Collaborative Score Distillation for Consistent Visual Synthesis
Subin Kim, Kyungmin Lee, June Suk Choi, Jongheon Jeong, Kihyuk Sohn, Jinwoo Shin
TL;DR
Collaborative Score Distillation (CSD) extends diffusion-prior usage to multi-sample settings by using Stein variational gradient descent to share score information across a set of samples, promoting consistency in synthesis across panoramas, videos, and 3D scenes. The authors introduce CSD-Edit to enable text-guided editing with a minimal, image-conditional baseline, avoiding degradation of source details. They demonstrate significant gains in inter-sample consistency and instruction fidelity across panorama, video, and NeRF-based 3D scene editing, with ablations confirming the importance of SVGD and the baseline choice. The approach broadens the applicability of large-scale text-to-image diffusion models to high-dimensional modalities without modifying the underlying diffusion models.
Abstract
Generative priors of large-scale text-to-image diffusion models enable a wide range of new generation and editing applications on diverse visual modalities. However, when adapting these priors to complex visual modalities, often represented as multiple images (e.g., video), achieving consistency across a set of images is challenging. In this paper, we address this challenge with a novel method, Collaborative Score Distillation (CSD). CSD is based on the Stein Variational Gradient Descent (SVGD).
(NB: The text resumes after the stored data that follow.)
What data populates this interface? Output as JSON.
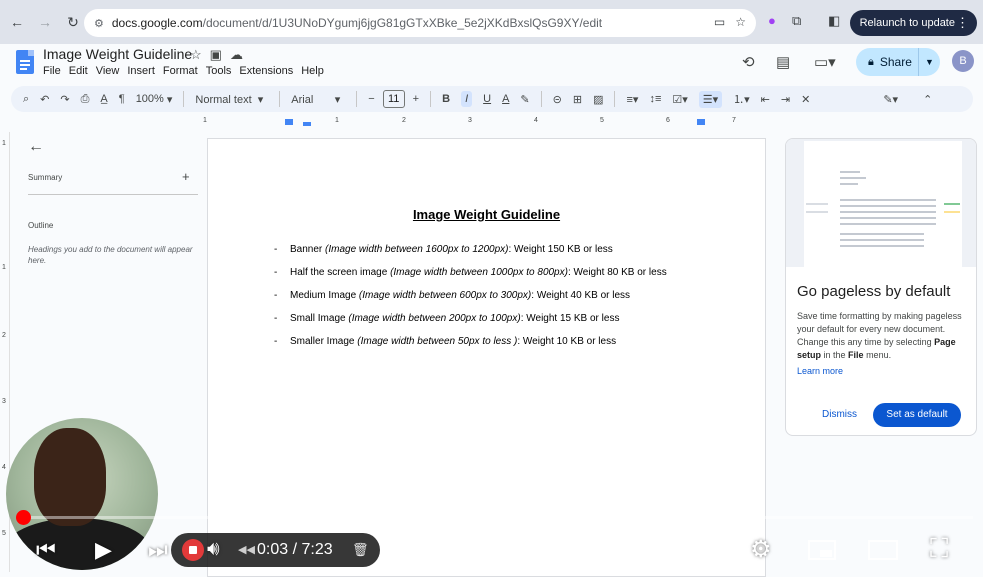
{
  "browser": {
    "url_host": "docs.google.com",
    "url_path": "/document/d/1U3UNoDYgumj6jgG81gGTxXBke_5e2jXKdBxslQsG9XY/edit",
    "relaunch_label": "Relaunch to update",
    "profile_initial": "B"
  },
  "docs": {
    "title": "Image Weight Guideline",
    "menu": [
      "File",
      "Edit",
      "View",
      "Insert",
      "Format",
      "Tools",
      "Extensions",
      "Help"
    ],
    "share_label": "Share",
    "account_initial": "B"
  },
  "toolbar": {
    "zoom": "100%",
    "style": "Normal text",
    "font": "Arial",
    "font_size": "11"
  },
  "ruler": {
    "h_labels": [
      "1",
      "1",
      "2",
      "3",
      "4",
      "5",
      "6",
      "7"
    ],
    "v_labels": [
      "1",
      "1",
      "2",
      "3",
      "4",
      "5"
    ]
  },
  "outline": {
    "summary_label": "Summary",
    "outline_label": "Outline",
    "hint": "Headings you add to the document will appear here."
  },
  "document": {
    "heading": "Image Weight Guideline",
    "items": [
      {
        "prefix": "Banner ",
        "italic": "(Image width between 1600px to 1200px)",
        "suffix": ": Weight 150 KB or less"
      },
      {
        "prefix": "Half the screen image ",
        "italic": "(Image width between 1000px to 800px)",
        "suffix": ": Weight 80 KB or less"
      },
      {
        "prefix": "Medium Image ",
        "italic": "(Image width between 600px to 300px)",
        "suffix": ": Weight 40 KB or less"
      },
      {
        "prefix": "Small Image ",
        "italic": "(Image width between 200px to 100px)",
        "suffix": ": Weight 15 KB or less"
      },
      {
        "prefix": "Smaller Image ",
        "italic": "(Image width between 50px to less )",
        "suffix": ": Weight 10 KB or less"
      }
    ]
  },
  "side_card": {
    "title": "Go pageless by default",
    "body_1": "Save time formatting by making pageless your default for every new document. Change this any time by selecting ",
    "body_bold_1": "Page setup",
    "body_2": " in the ",
    "body_bold_2": "File",
    "body_3": " menu.",
    "learn_more": "Learn more",
    "dismiss": "Dismiss",
    "set_default": "Set as default"
  },
  "player": {
    "time": "0:03 / 7:23",
    "cc_label": "CC"
  }
}
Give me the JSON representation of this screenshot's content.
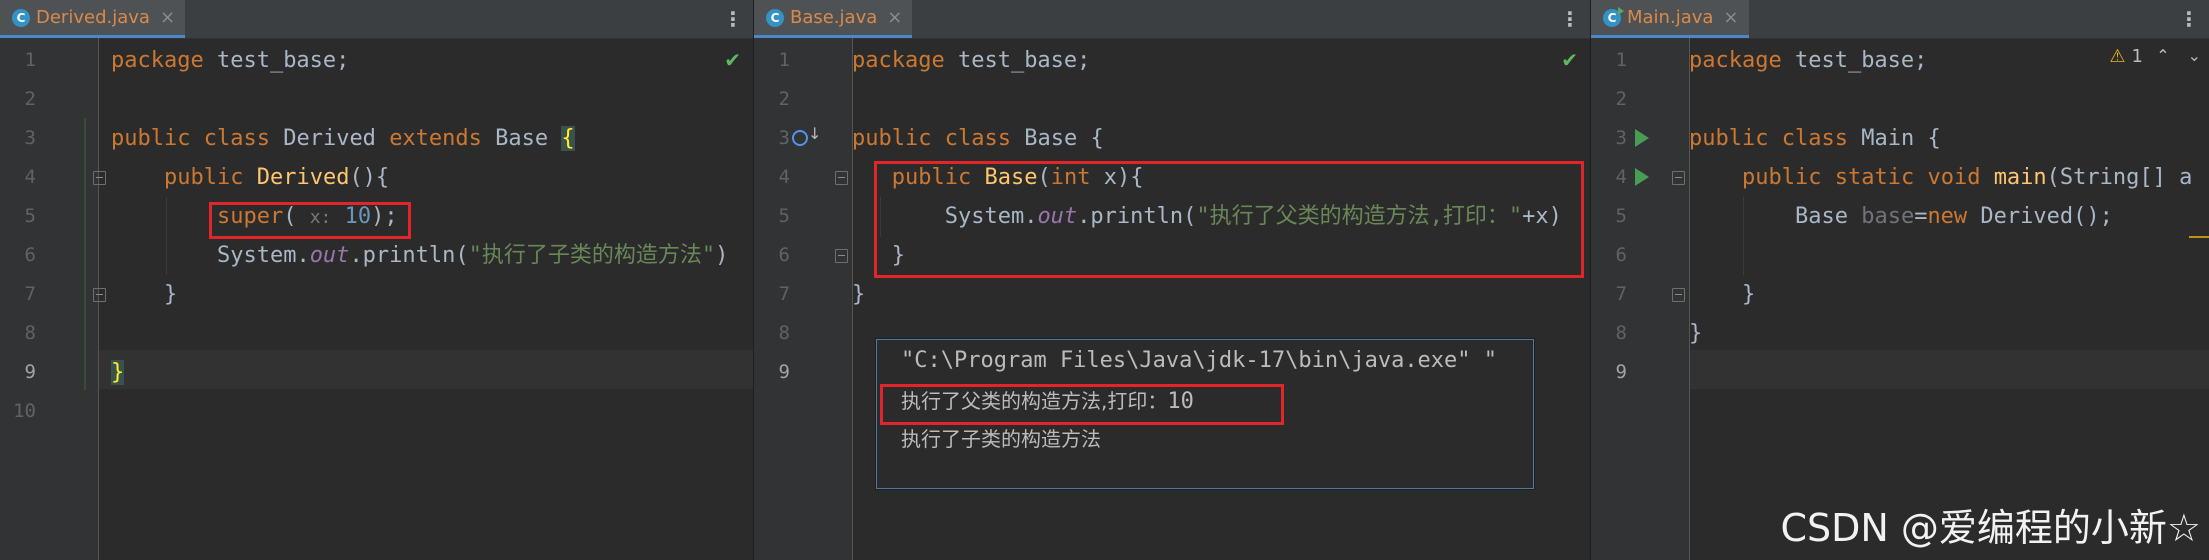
{
  "panes": [
    {
      "tab": {
        "label": "Derived.java",
        "close": "×"
      },
      "menu": "⋮",
      "status_icon": "✔",
      "line_numbers": [
        "1",
        "2",
        "3",
        "4",
        "5",
        "6",
        "7",
        "8",
        "9",
        "10"
      ],
      "code": {
        "l1_kw": "package",
        "l1_rest": " test_base;",
        "l3_kw1": "public",
        "l3_kw2": "class",
        "l3_name": " Derived ",
        "l3_kw3": "extends",
        "l3_base": " Base ",
        "l3_brace": "{",
        "l4_kw": "public",
        "l4_fn": "Derived",
        "l4_rest": "(){",
        "l5_super": "super",
        "l5_paren": "( ",
        "l5_hint": "x:",
        "l5_num": " 10",
        "l5_end": ");",
        "l6_a": "System.",
        "l6_out": "out",
        "l6_b": ".println(",
        "l6_str": "\"执行了子类的构造方法\"",
        "l6_c": ")",
        "l7": "}",
        "l9": "}"
      }
    },
    {
      "tab": {
        "label": "Base.java",
        "close": "×"
      },
      "menu": "⋮",
      "status_icon": "✔",
      "line_numbers": [
        "1",
        "2",
        "3",
        "4",
        "5",
        "6",
        "7",
        "8",
        "9"
      ],
      "code": {
        "l1_kw": "package",
        "l1_rest": " test_base;",
        "l3_kw1": "public",
        "l3_kw2": "class",
        "l3_rest": " Base {",
        "l4_kw": "public",
        "l4_fn": "Base",
        "l4_a": "(",
        "l4_int": "int",
        "l4_b": " x){",
        "l5_a": "System.",
        "l5_out": "out",
        "l5_b": ".println(",
        "l5_str": "\"执行了父类的构造方法,打印：\"",
        "l5_c": "+x)",
        "l6": "}",
        "l7": "}"
      }
    },
    {
      "tab": {
        "label": "Main.java",
        "close": "×"
      },
      "menu": "⋮",
      "warning_count": "1",
      "warning_icon": "⚠",
      "nav_up": "⌃",
      "nav_down": "⌄",
      "line_numbers": [
        "1",
        "2",
        "3",
        "4",
        "5",
        "6",
        "7",
        "8",
        "9"
      ],
      "code": {
        "l1_kw": "package",
        "l1_rest": " test_base;",
        "l3_kw1": "public",
        "l3_kw2": "class",
        "l3_rest": " Main {",
        "l4_kw1": "public",
        "l4_kw2": "static",
        "l4_kw3": "void",
        "l4_fn": "main",
        "l4_rest": "(String[] a",
        "l5_a": "Base ",
        "l5_var": "base",
        "l5_b": "=",
        "l5_new": "new",
        "l5_c": " Derived();",
        "l7": "}",
        "l8": "}"
      }
    }
  ],
  "console_popup": {
    "line1": "\"C:\\Program Files\\Java\\jdk-17\\bin\\java.exe\" \"",
    "line2_cn": "执行了父类的构造方法,打印：",
    "line2_num": "10",
    "line3": "执行了子类的构造方法"
  },
  "watermark": "CSDN @爱编程的小新☆",
  "colors": {
    "editor_bg": "#2b2b2b",
    "keyword": "#cc7832",
    "function": "#ffc66d",
    "string": "#6a8759",
    "number": "#6897bb",
    "highlight_box": "#e0262b"
  }
}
Specifically, we propose to consider multiple samples as "particles" in the SVGD update and combine their score functions to distill generative priors over a set of images synchronously. Thus, CSD facilitates seamless integration of information across 2D images, leading to a consistent visual synthesis across multiple samples. We show the effectiveness of CSD in a variety of tasks, encompassing the visual editing of panorama images, videos, and 3D scenes. Our results underline the competency of CSD as a versatile method for enhancing inter-sample consistency, thereby broadening the applicability of text-to-image diffusion models.